La note de Carpe Webem : ★★☆

Du 30 mai au 1er octobre 2011, le musée de la Poste consacre une rétrospective à l’oeuvre entre installations et peinture de l’artiste allemand Nils-Udo.

Si Nils-Udo « cherche à exprimer et traduire la puissance créatrice de la nature », ce n’est pas en l’immortalisant telle qu’elle se présente à lui, mais en intervenant sur sa forme, en créant des compositions qui rappellent celles que peuvent créer pour leur usage vital les animaux et les humains : nids, barques, murs. Dénonçant la dévastation de la nature par l’homme et voulant évoquer notre impermanence, il refuse l’étiquette d’artiste de Land Art, et pratique plutôt ce que l’on pourrait qualifier de Land Art éco-responsable.

S’il est plus connu pour ses installations et parmi celles-ci pour ses nids, Nils-Udo débute sa carrière par la peinture, la délaisse à cause de la représentation trop artificielle de la nature qu’elle lui semble offrir, et après plus de 30 ans de pratique de l’installation renoue avec la peinture, envisageant peut-être de s’y consacrer totalement.

Vue du dessus, l’exposition, mi-accrochage de photo mi-accrochage de peinture et ni l’un ni l’autre, représente ce va-et-vient sous la forme d’un cycle dans lequel se trouverait pris Nils-Udo, l’installation alimentant la peinture en matière, celle-ci l’épuisant. Ce qui me fait avancer que je ne crois pas à son abandon définitif de l’installation au profit de la peinture… du moins pas pour longtemps.

La transition entre installation et peinture, et entre peinture et installation si l’on décide de faire plusieurs tours du saṃsāra Nils-Udien, se fait de la manière la plus naturelle en passant par des représentations d’eau (amniotique ?) et par l’évanouissement de la couleur : de l’installation à la peinture par les tranquilles surfaces d’eau des sous-bois peintes à l’encre de Chine, de la peinture à l’installation par une série de bâtons progressivement recouverts par la mer.

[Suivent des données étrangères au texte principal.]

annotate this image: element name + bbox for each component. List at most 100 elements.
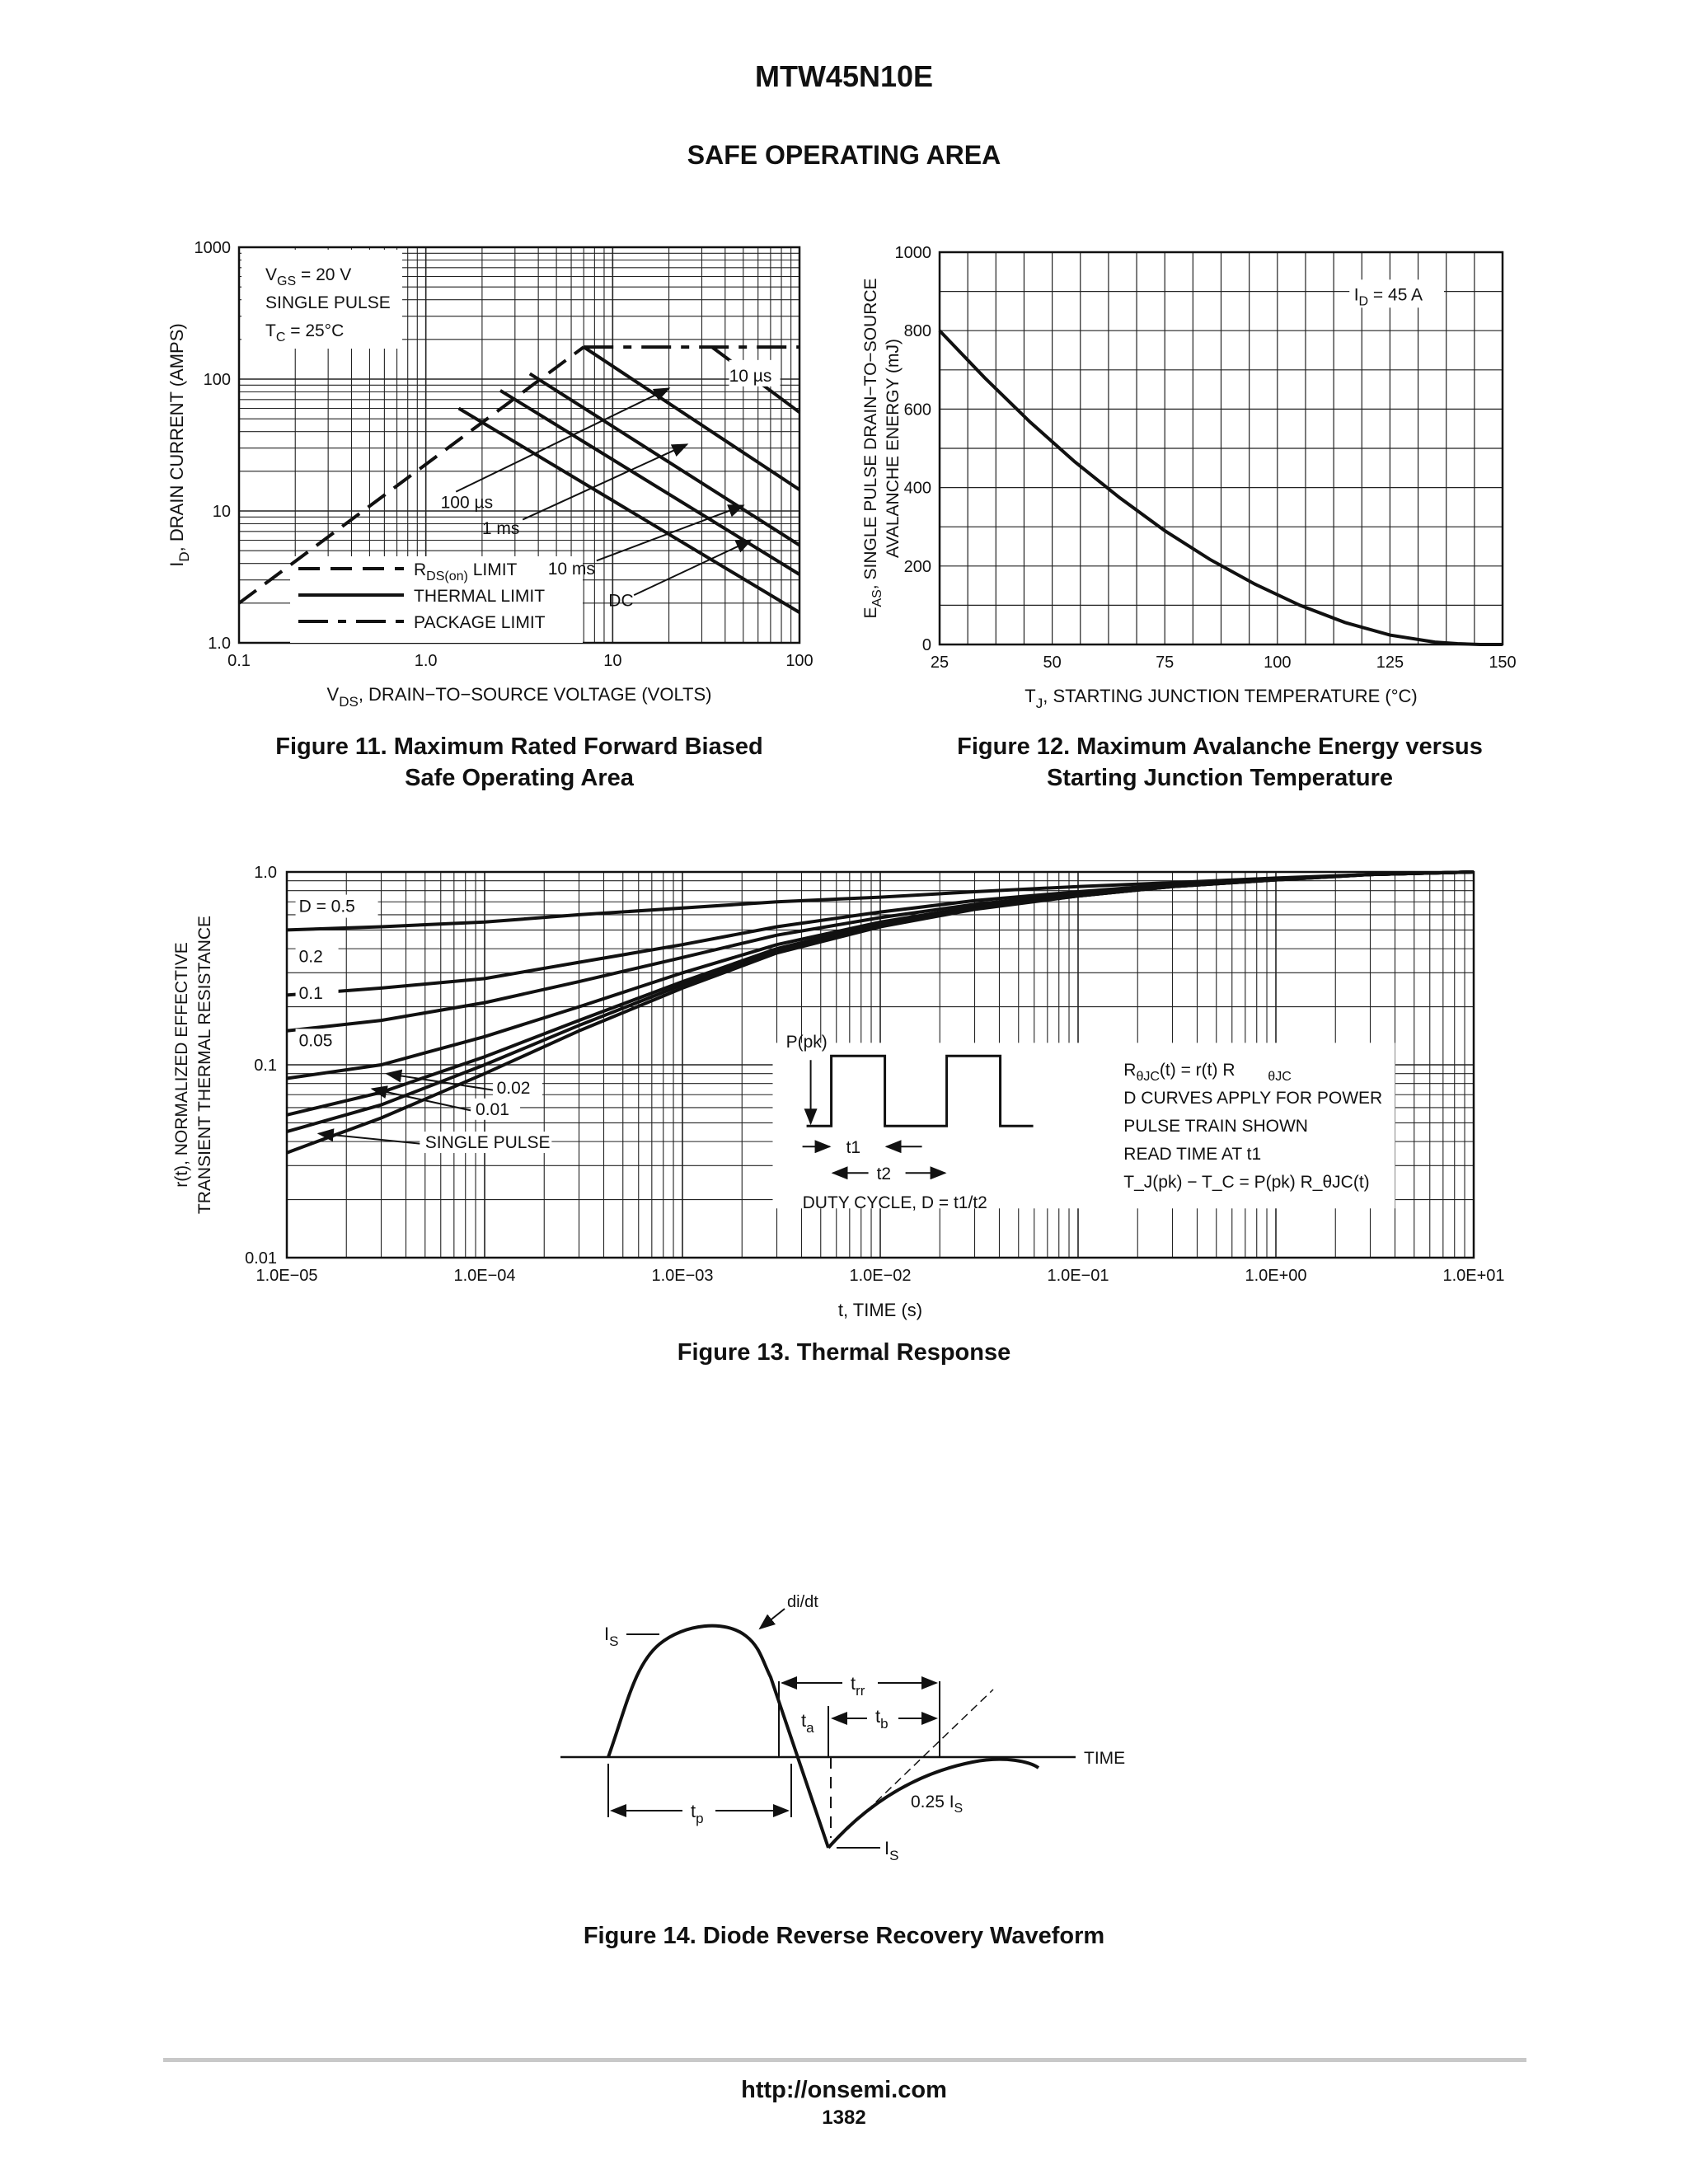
fig13-label-bg-6: [420, 1132, 552, 1154]
footer-divider: [163, 2058, 1526, 2062]
fig14-is-bottom-main: I: [884, 1838, 889, 1858]
fig13-label-3: 0.05: [299, 1031, 333, 1050]
fig12-ylabel-2: AVALANCHE ENERGY (mJ): [884, 339, 903, 558]
fig11-series-4: [528, 372, 801, 547]
fig12-annotation: ID = 45 A: [1354, 285, 1423, 308]
fig11-xlabel-sub: DS: [339, 694, 359, 710]
fig13-label-bg-1: [295, 944, 339, 968]
fig13-note-3: READ TIME AT t1: [1123, 1145, 1261, 1164]
fig13-ylabel-2: TRANSIENT THERMAL RESISTANCE: [195, 916, 214, 1214]
fig11-cond-vgs: VGS = 20 V: [265, 265, 351, 288]
fig11-legend-bg: [290, 556, 583, 643]
fig14-recovery-current: [827, 1757, 1040, 1849]
fig13-note-0-main: R: [1123, 1061, 1136, 1080]
fig14-quarter-is: 0.25 IS: [911, 1793, 963, 1816]
fig13-inset-t2: t2: [877, 1165, 892, 1183]
fig13-label-0: D = 0.5: [299, 898, 355, 916]
fig14-trr: trr: [851, 1673, 865, 1699]
fig13-label-6: SINGLE PULSE: [425, 1133, 551, 1152]
fig11-cond-tc: TC = 25°C: [265, 321, 344, 344]
fig13-leader-4: [385, 1069, 494, 1091]
fig14-tb-sub: b: [880, 1716, 888, 1732]
fig11-cond-vgs-main: V: [265, 265, 277, 284]
fig14-is-top-sub: S: [609, 1633, 618, 1649]
fig14-quarter-is-main: 0.25 I: [911, 1793, 954, 1811]
fig11-ylabel-main: I: [166, 562, 187, 567]
footer-url[interactable]: http://onsemi.com: [741, 2077, 947, 2103]
fig11-ylabel: ID, DRAIN CURRENT (AMPS): [166, 323, 192, 566]
fig13-leader-5: [370, 1085, 471, 1112]
fig11-series-6: [457, 406, 801, 614]
fig14-ta-sub: a: [806, 1720, 814, 1736]
fig14-tp-sub: p: [696, 1811, 703, 1826]
fig12-xlabel-sub: J: [1036, 696, 1043, 711]
fig12-ylabel-1: EAS, SINGLE PULSE DRAIN−TO−SOURCE: [861, 278, 884, 618]
fig13-label-1: 0.2: [299, 948, 323, 967]
fig14-tangent-line: [828, 1689, 994, 1849]
fig12-x-tick-2: 75: [1156, 654, 1174, 672]
fig13-x-tick-6: 1.0E+01: [1442, 1267, 1504, 1285]
fig12-y-tick-2: 400: [904, 480, 931, 498]
fig12-y-tick-3: 600: [904, 401, 931, 419]
fig12-y-tick-5: 1000: [895, 244, 932, 262]
fig12-x-tick-1: 50: [1043, 654, 1061, 672]
fig14-quarter-is-sub: S: [954, 1802, 964, 1816]
fig13-inset-pulses: [806, 1054, 1034, 1127]
fig11-xlabel-main: V: [327, 684, 340, 705]
fig12-caption-line1: Figure 12. Maximum Avalanche Energy vers…: [957, 733, 1483, 760]
fig11-xlabel-rest: , DRAIN−TO−SOURCE VOLTAGE (VOLTS): [359, 684, 712, 705]
fig11-label-10ms: 10 ms: [548, 560, 595, 579]
fig13-x-tick-4: 1.0E−01: [1047, 1267, 1109, 1285]
fig14-tb-main: t: [875, 1706, 880, 1727]
fig14-ta-main: t: [801, 1710, 806, 1731]
fig13-inset-bg: [772, 1043, 1395, 1209]
fig12-x-tick-3: 100: [1264, 654, 1291, 672]
fig13-label-4: 0.02: [497, 1079, 531, 1098]
fig11-y-tick-3: 1000: [195, 239, 232, 257]
fig11-series-0: [237, 345, 585, 605]
fig11-cond-tc-main: T: [265, 321, 276, 340]
fig11-label-100us: 100 µs: [441, 494, 493, 513]
fig14-forward-current: [607, 1624, 830, 1849]
fig13-inset-t1: t1: [846, 1138, 861, 1157]
fig11-cond-tc-rest: = 25°C: [285, 321, 344, 340]
fig13-label-bg-2: [295, 981, 339, 1005]
fig13-note-0-rest: (t) = r(t) R: [1160, 1061, 1236, 1080]
fig14-is-bottom: IS: [884, 1838, 898, 1863]
fig12-caption: Figure 12. Maximum Avalanche Energy vers…: [890, 731, 1550, 794]
fig13-note-2: PULSE TRAIN SHOWN: [1123, 1117, 1308, 1136]
fig13-note-0-sub: θJC: [1136, 1070, 1159, 1084]
fig14-tp-main: t: [691, 1801, 696, 1821]
fig11-arrow-1: [522, 443, 689, 521]
fig11-series-3: [583, 345, 801, 491]
fig11-legend-rds-rest: LIMIT: [468, 560, 518, 579]
fig12-x-tick-0: 25: [931, 654, 949, 672]
fig11-cond-tc-sub: C: [276, 330, 286, 344]
fig13-inset-duty: DUTY CYCLE, D = t1/t2: [803, 1193, 987, 1212]
fig11-x-tick-0: 0.1: [227, 652, 251, 670]
fig13-caption: Figure 13. Thermal Response: [677, 1339, 1011, 1366]
fig13-inset-p-label: P(pk): [786, 1033, 828, 1052]
fig14-trr-main: t: [851, 1673, 856, 1694]
fig13-label-bg-0: [295, 894, 378, 918]
fig14-time-label: TIME: [1084, 1749, 1125, 1768]
fig12-y-tick-4: 800: [904, 322, 931, 340]
fig11-ylabel-sub: D: [176, 551, 192, 561]
fig11-x-tick-1: 1.0: [415, 652, 438, 670]
fig11-legend-rds: RDS(on) LIMIT: [414, 560, 518, 583]
fig11-y-tick-2: 100: [204, 371, 231, 389]
fig14-is-top-main: I: [604, 1624, 609, 1644]
fig12-x-tick-5: 150: [1489, 654, 1516, 672]
fig13-x-tick-0: 1.0E−05: [256, 1267, 317, 1285]
fig13-x-tick-1: 1.0E−04: [453, 1267, 515, 1285]
fig13-label-5: 0.01: [476, 1100, 509, 1119]
fig11-y-tick-0: 1.0: [208, 635, 231, 653]
fig12-annotation-rest: = 45 A: [1368, 285, 1423, 304]
page-number: 1382: [822, 2107, 866, 2129]
thermal-response-chart: 1.0E−05 1.0E−04 1.0E−03 1.0E−02 1.0E−01 1.0E+…: [172, 864, 1505, 1320]
fig11-x-tick-3: 100: [785, 652, 813, 670]
fig12-xlabel: TJ, STARTING JUNCTION TEMPERATURE (°C): [1025, 686, 1417, 711]
fig13-x-tick-2: 1.0E−03: [651, 1267, 713, 1285]
fig11-legend-rds-sub: DS(on): [426, 569, 468, 583]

L’accrochage se révèle donc pertinent. Chacun se fera son opinion sur les deux facettes de la pratique artistique de Nils-Udo. Pour ma part, ce sont les installations qui l’emportent avec quelques merveilles de sensibilité qui ne sont pas nécessairement les réalisations de plus grande échelle. On regrettera l’instrumentalisation réductrice faite par la Poste, qui associe l’exposition Nils-Udo à sa politique de développement durable dès les premières lignes du feuillet accompagnant l’exposition. Je ne nie pas le bien-fondé de l’initiative : je pense que c’est une chose qui se fait mais ne s’écrit pas.